I knew as soon as I read the first page of this book, that I would love it – the description of Scarlett O-Hara, in her billowing dress, talking and laughing with her friends as they lounged in the cool shade of the porch on her father’s plantation, Tara, was an image that swept me away. I was captivated by the characters, particularly Scarlett, and wondered how a book with so many pages could make you want to read about such an arrogant, self-obsessed, person as she! And after reading about Rhett Butler, I felt he wasn’t a very likeable character either, but as I read on, I found there was much more to this novel than I had even known existed.

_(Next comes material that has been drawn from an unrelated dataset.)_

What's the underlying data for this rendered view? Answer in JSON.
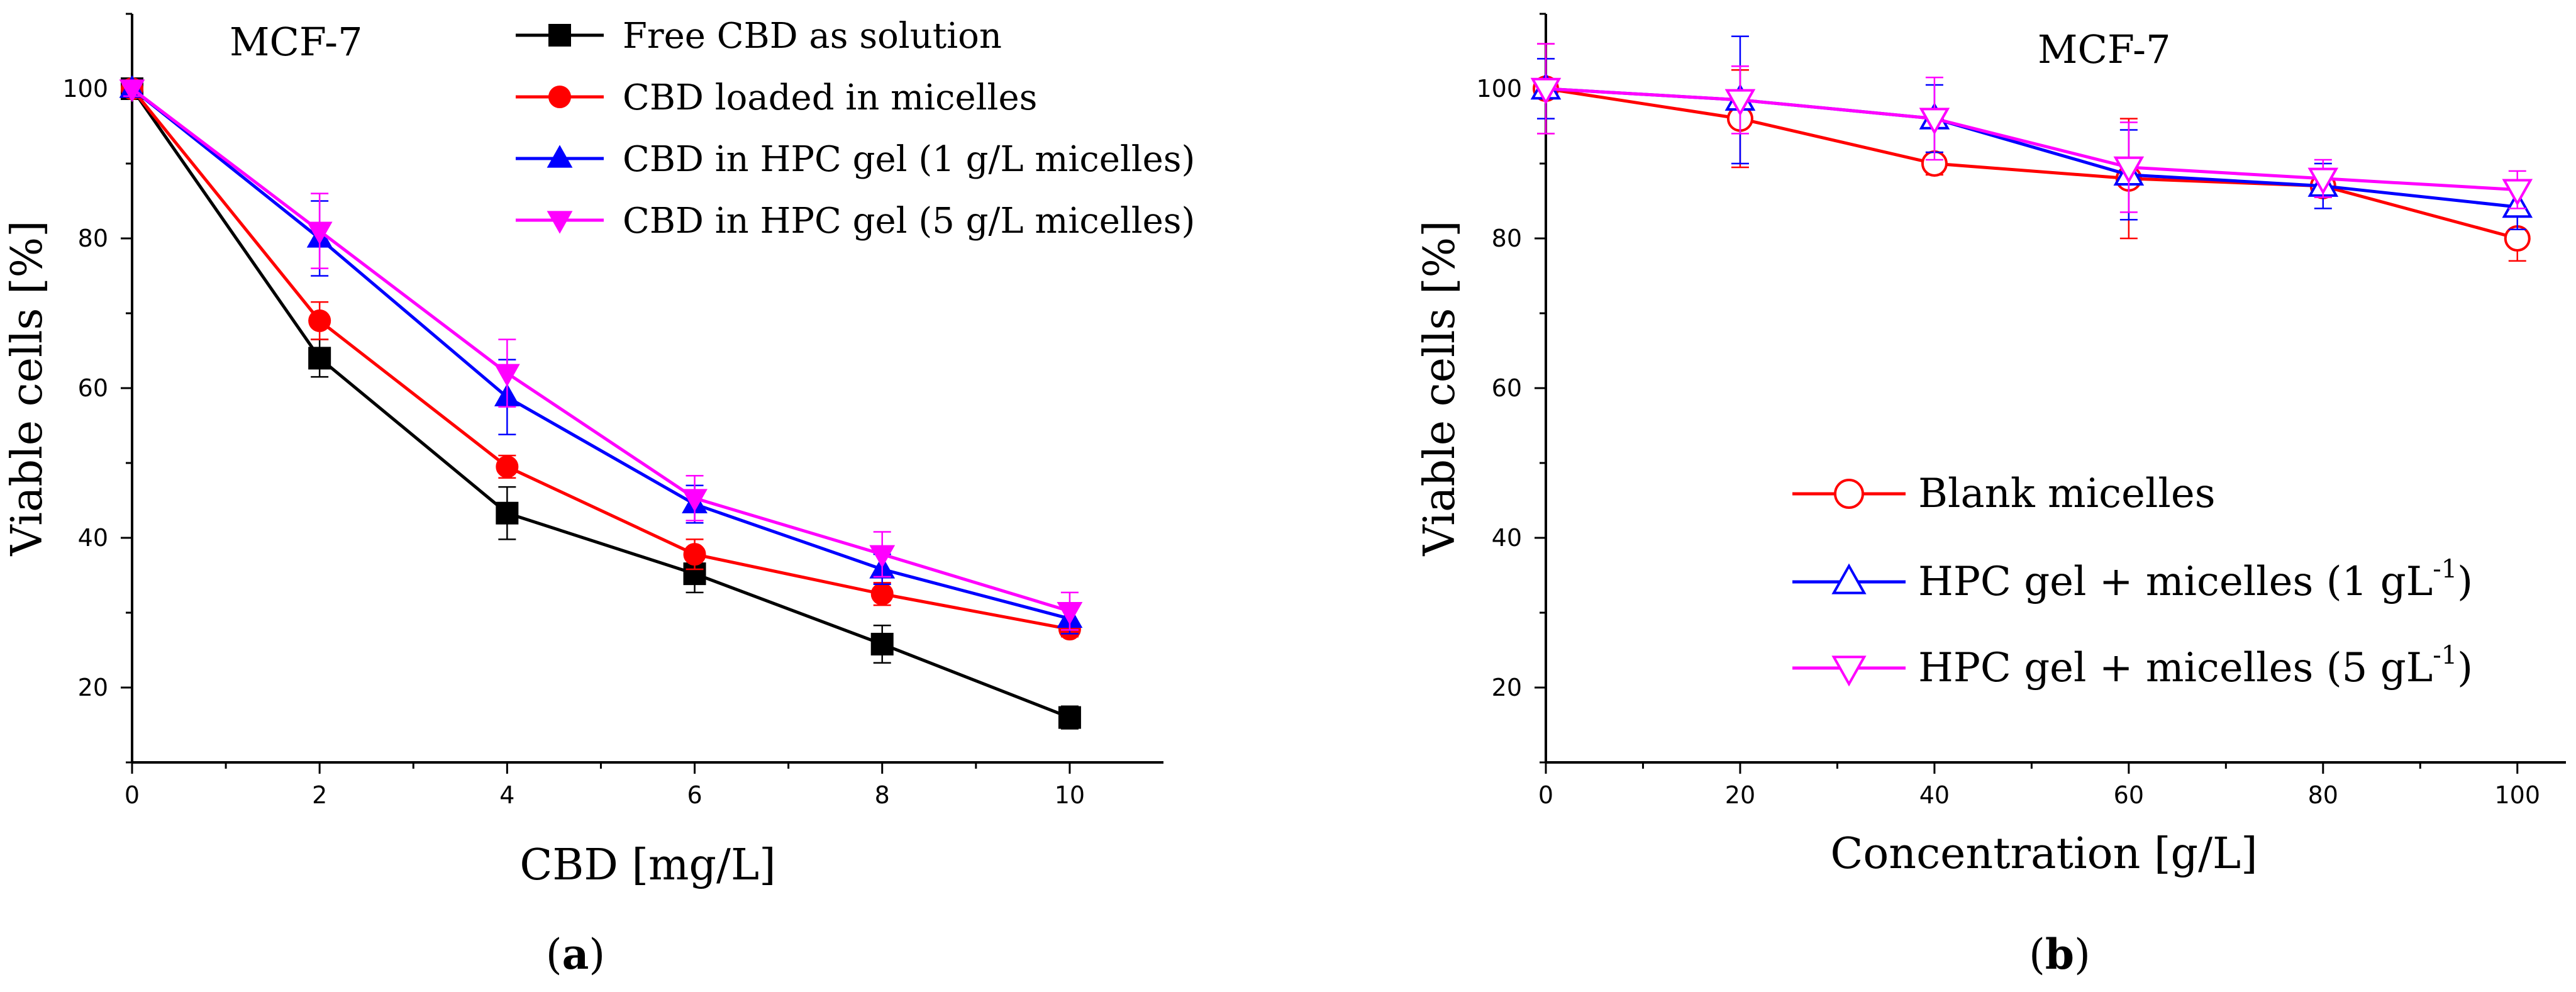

My previous knowledge of the book was simply that it was about a whining girl in big dresses, in a big house, who had a relationship with a swarve and smarmy man, who eventually told her he didn’t give a damn. That was all I could remember of seeing the movie when I was young. I had no inkling that it was about the civil war and its aftermath, or that Scarlett was obsessed with another man she couldn’t have, all the way through the book. I didn’t realise it was about the depths of poverty, about losing everything and starting again, and I definitely didn’t know that it was about a woman so headstrong and determined to be rich and powerful, even if that came with loneliness and ostracism.
It is easy to be shocked by how awfully Scarlett and Rhett treat each other, mainly with contempt and disdain, and I guess we are shocked as readers to think that such characters might exist in real life. But the more I thought about it the more I realised how prevalent greed and un-Christian like values are in today’s society. Many people are like Rhett and Scarlett with their blatant arguing and put downs. While I admired what she called her ‘gumption’ to a degree, Scarlett was like a modern day diva in her demands and expectations. And Rhett, with his interests in underhanded dealings, prostitutes and gambling, would probably be a druglord or a pimp in modern times!
However, as unlikeable as they both were, there was something enticing in reading about their lives. Would they survive against all odds, how would they do it, would they change and redeem themselves? With the knowledge of the final lines from the movie, you anticipate that it doesn’t quite work out in the end, but the book certainly makes you realise that only kind and ethical people, like the character of Melanie, truly find happiness in their life, even though they endure many trials. The selfish and greedy will never find peace.
Gone with the Wind is a classic, must-read book. Don’t be put off by the size of it, as every page is worthwhile and a delight to read!